「我々は過ちを犯しました。おわびを申し上げます」。
 欧州のサッカー強豪クラブが4月18日に創設を発表した「欧州スーパーリーグ(ESL)」が、様々な反発や混乱を招き、当初参加を表明していたイングランドのプレミアリーグ所属の6クラブ(通称:ビッグ6)は20日に脱退を表明しました。冒頭のコメントは、その中のアーセナルのものです。他のクラブも代表者や声明を通じて、反省の弁を述べました。
 ESLはファンから総すかんを食いました。主な理由については「欧州サッカー『金持ち』クラブの新リーグ 大衆のエリート批判に火」で記しましたので、よろしければご覧ください。あまりの反発に、ビッグクラブは脱退を余儀なくされました。サッカークラブはブランドビジネスに似た面があり、実力と共に人気で集客やグッズ販売が左右され、イメージの毀損はビジネスの根幹に関わるからです。
 気になるのは、サッカービジネスに精通しているはずのビッグクラブの経営者たちが、なぜこうしたファンの心理を読めなかったのかという点です。英調査会社ユーガブによると、ESLに反対するファンは79%に上りました。
 今回はESLに参加表明したビッグクラブのファンも反発したのが特徴です。欧州のビッグクラブ同士の試合が増え、収益が向上するかもしれませんが、ファンは支持しませんでした。同ユーガブの調査では、ビッグ6のファンの76%がESLに反対しています。またその65%がESLの試合に興味がないと答えています。
 20年以上前に初めて英プレミアリーグのゲームをスタジアムで見た時の感動が忘れられません。下位に低迷していたコベントリーのホームゲームで、日本に比べてサッカーの内容が特別に優れていたわけではありませんが、何よりも観客の反応に驚きました。全ての観客がゲームに集中しているかのようで、選手のちょっとした好プレーやミスに息を合わせたように大きな歓声やため息がシンクロし、響くのです。チャンスを逃した際には、観客のため息でスタジアムが揺れたように感じました。

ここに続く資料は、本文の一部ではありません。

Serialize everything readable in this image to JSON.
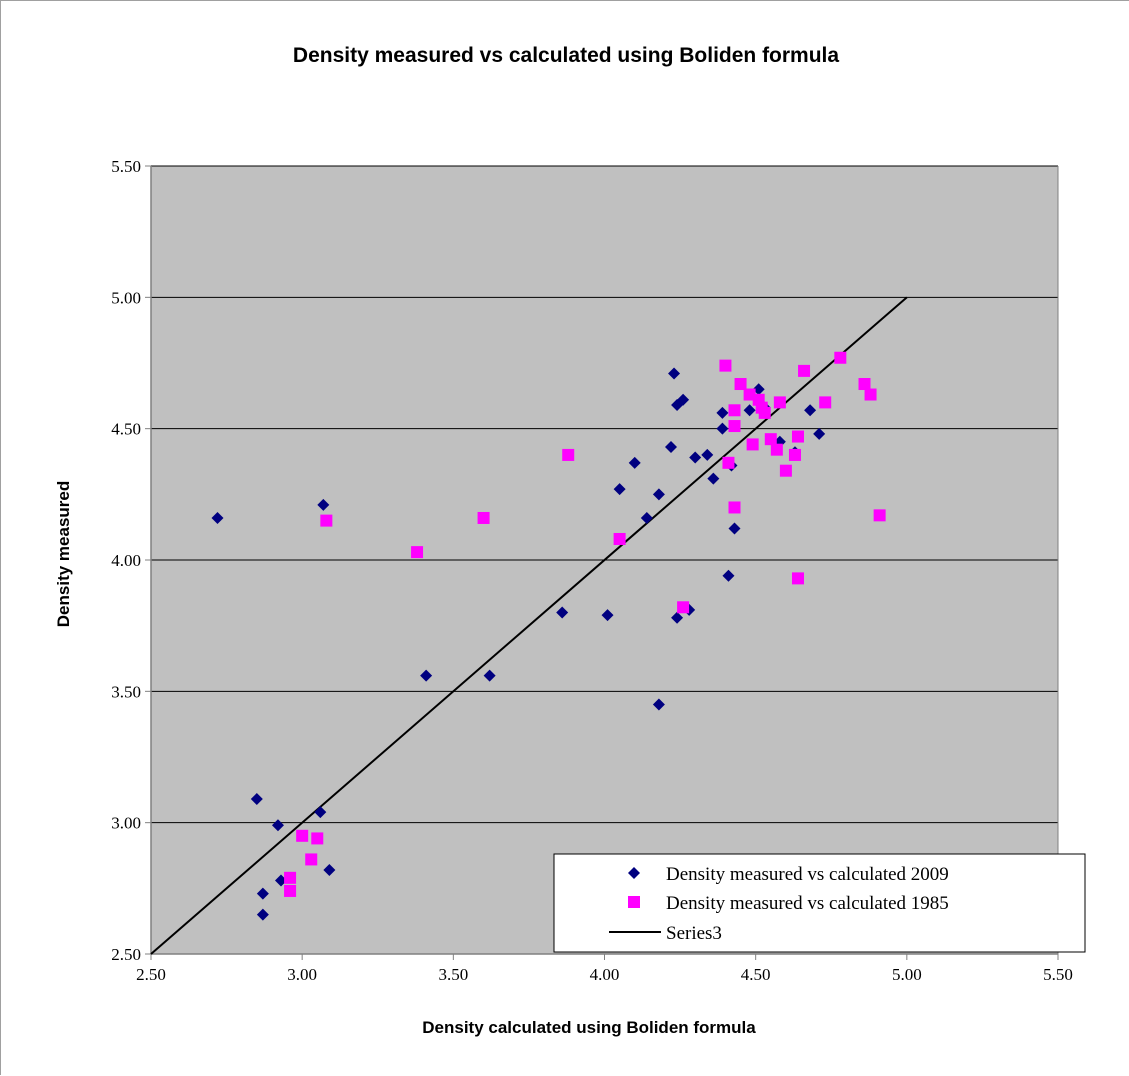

ファンが地元クラブを、サッカーを愛していることがひしひしと伝わってきました。
 コベントリーはその後、低迷を続けていますが、ファンは再びプレミアリーグに戻ることを祈っているはずです。そしてチャンピオンズリーグに進出するという夢を持っているかもしれません。こうした小さなクラブの集積の上にビッグクラブがあり、巨大な欧州サッカーのエコシステムが形成されています。しかし、ESLは入れ替え戦もなく、中小クラブにとってはほぼ無関係のリーグになります。
 今回のESL創設に関する騒動は、企業や組織にとってステークホルダーは誰なのかという点を考えさせられます。経営者として安定収益の確保や株主の期待に応えなければならないのは理解できますが、重要なステークホルダーであるファンを無視した行為だったことは、ESLからの撤退が明らかにしています。商品を販売するメーカーであれば、自社商品の顧客を顧みない経営に当たると言えます。一部のステークホルダーの利益だけを最大化する経営が、持続可能だとは到底思えません。